The clandestine RQ-180 drone developed for secretive electronic surveillance and strike missions for the US Air Force has been further detailed, though military officials still refuse to confirm the leaked $2bn project. First revealed earlier this month as part of an Air Force project to operate high-altitude remote missions in hostile airspace, the RQ-180 will fly as high as 11 miles up, it's suggested, and be the first in a new breed of super-fast, super-stealth drones slowly becoming public.

Test flights of the RQ-180 for the US Air Force are said to have already begun, with operations pencilled in from 2015. The project is said to have been underway since 2013, and contracted with manufacturers Northrop Grumman as early in 2008.

According to US officials speaking to CNN, the RQ-180 drone is expected to boast flight times of 24 hours, besting existing drones for long-distance surveillance. It will also have an advantage over traditional satellite monitoring, ramping up the frequency of the pass-overs.

Believed to have a wingspan more than double that of the existing X-47B drone, another Northrop Grumman project, the RQ-180 would also dwarf the RQ-170 Sentinel widely used by the Air Force today. Built by Lockheed Martin Corp. and first put into operation back in 2007, the RQ-170 is believed to have a wingspan of at most 90ft wide.

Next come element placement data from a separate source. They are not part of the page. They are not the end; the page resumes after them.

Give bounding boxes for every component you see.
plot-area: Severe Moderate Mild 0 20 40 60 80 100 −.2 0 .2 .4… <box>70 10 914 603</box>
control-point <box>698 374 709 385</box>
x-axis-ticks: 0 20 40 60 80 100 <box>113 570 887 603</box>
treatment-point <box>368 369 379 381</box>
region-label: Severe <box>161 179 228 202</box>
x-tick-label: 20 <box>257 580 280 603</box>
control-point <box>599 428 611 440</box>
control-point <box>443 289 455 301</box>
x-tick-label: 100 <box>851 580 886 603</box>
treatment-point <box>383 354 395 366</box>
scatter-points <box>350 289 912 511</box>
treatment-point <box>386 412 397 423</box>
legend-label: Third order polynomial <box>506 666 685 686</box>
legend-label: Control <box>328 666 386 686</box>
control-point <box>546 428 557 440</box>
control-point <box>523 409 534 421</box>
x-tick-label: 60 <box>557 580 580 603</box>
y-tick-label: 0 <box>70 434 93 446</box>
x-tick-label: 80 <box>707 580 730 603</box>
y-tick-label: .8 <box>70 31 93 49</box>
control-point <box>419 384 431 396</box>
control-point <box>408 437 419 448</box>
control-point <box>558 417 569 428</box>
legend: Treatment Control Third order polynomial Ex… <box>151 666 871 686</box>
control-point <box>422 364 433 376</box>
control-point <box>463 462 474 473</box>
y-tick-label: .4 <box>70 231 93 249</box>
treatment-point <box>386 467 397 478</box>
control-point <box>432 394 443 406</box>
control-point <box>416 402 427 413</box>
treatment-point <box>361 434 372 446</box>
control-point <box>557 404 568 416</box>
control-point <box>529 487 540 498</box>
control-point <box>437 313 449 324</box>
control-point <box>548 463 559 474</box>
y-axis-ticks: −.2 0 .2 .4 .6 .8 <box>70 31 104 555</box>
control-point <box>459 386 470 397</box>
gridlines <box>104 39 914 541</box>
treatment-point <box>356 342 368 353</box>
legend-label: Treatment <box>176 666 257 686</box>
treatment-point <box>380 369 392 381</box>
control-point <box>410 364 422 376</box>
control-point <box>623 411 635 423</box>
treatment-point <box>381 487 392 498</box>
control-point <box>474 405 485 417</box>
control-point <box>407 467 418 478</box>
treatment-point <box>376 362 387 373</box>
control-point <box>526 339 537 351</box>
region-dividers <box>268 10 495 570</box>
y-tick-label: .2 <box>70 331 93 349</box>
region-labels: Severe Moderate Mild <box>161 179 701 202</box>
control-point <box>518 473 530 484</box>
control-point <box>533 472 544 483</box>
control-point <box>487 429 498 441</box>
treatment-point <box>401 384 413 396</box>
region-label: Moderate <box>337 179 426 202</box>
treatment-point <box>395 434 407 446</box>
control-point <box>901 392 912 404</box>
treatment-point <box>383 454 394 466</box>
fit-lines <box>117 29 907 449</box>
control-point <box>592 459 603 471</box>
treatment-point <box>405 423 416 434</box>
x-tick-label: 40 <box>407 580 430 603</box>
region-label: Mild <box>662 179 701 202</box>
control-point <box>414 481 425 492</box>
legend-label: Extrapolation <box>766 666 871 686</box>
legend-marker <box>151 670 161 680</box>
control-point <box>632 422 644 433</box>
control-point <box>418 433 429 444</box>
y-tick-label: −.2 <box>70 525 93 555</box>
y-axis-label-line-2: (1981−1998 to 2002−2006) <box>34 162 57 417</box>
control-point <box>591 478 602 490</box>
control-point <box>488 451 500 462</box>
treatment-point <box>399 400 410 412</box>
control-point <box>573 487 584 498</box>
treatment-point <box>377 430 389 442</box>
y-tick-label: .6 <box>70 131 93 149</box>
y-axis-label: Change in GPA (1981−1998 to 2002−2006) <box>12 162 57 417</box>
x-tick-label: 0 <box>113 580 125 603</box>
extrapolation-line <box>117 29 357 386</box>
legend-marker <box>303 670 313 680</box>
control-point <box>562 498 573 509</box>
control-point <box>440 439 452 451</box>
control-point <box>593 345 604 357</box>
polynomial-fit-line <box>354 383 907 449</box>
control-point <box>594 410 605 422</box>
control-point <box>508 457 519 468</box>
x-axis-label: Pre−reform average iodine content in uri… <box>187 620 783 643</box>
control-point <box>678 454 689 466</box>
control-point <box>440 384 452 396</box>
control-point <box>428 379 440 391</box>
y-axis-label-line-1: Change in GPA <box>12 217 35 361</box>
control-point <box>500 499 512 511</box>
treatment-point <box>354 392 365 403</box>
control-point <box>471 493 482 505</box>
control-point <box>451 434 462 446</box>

It was notably used for the 2011 raid on Osama bin Laden's compound in Pakistan, which killed the al-Qaida chief.

RQ-180 is only the first of a new line of super-stealth, high-speed hardware the US government is investing in, however. Lockheed Martin Corp. is already working on a new "Son of Blackbird" hypersonic jet, which could potentially travel three times the speed of existing fighters, and be equipped with light weapons for raids.

The Mach 6 jet, codenamed the SR-72, would be unmanned like the RQ-180 drone, though Lockheed plans to also use the hypersonic technology on missiles as a testbed of sorts. They could be operational by 2018, though the SR-72 itself - if it gets the green-light overall - is unlikely to be ready for some years after that.

Whether that green-light will be given depends in no small part on budgetary considerations. Lockheed has been attempting to use off-the-shelf parts for the design, it's said, in an attempt to minimize expensive custom components, including a combined turbine and scramjet-engine system to drive the craft to hypersonic speed. The Mach 6 top speed was selected as a compromise between performance and the demands for tougher shielding and other materials, too, though Lockheed still declines to say how much it envisages any final jets actually costing.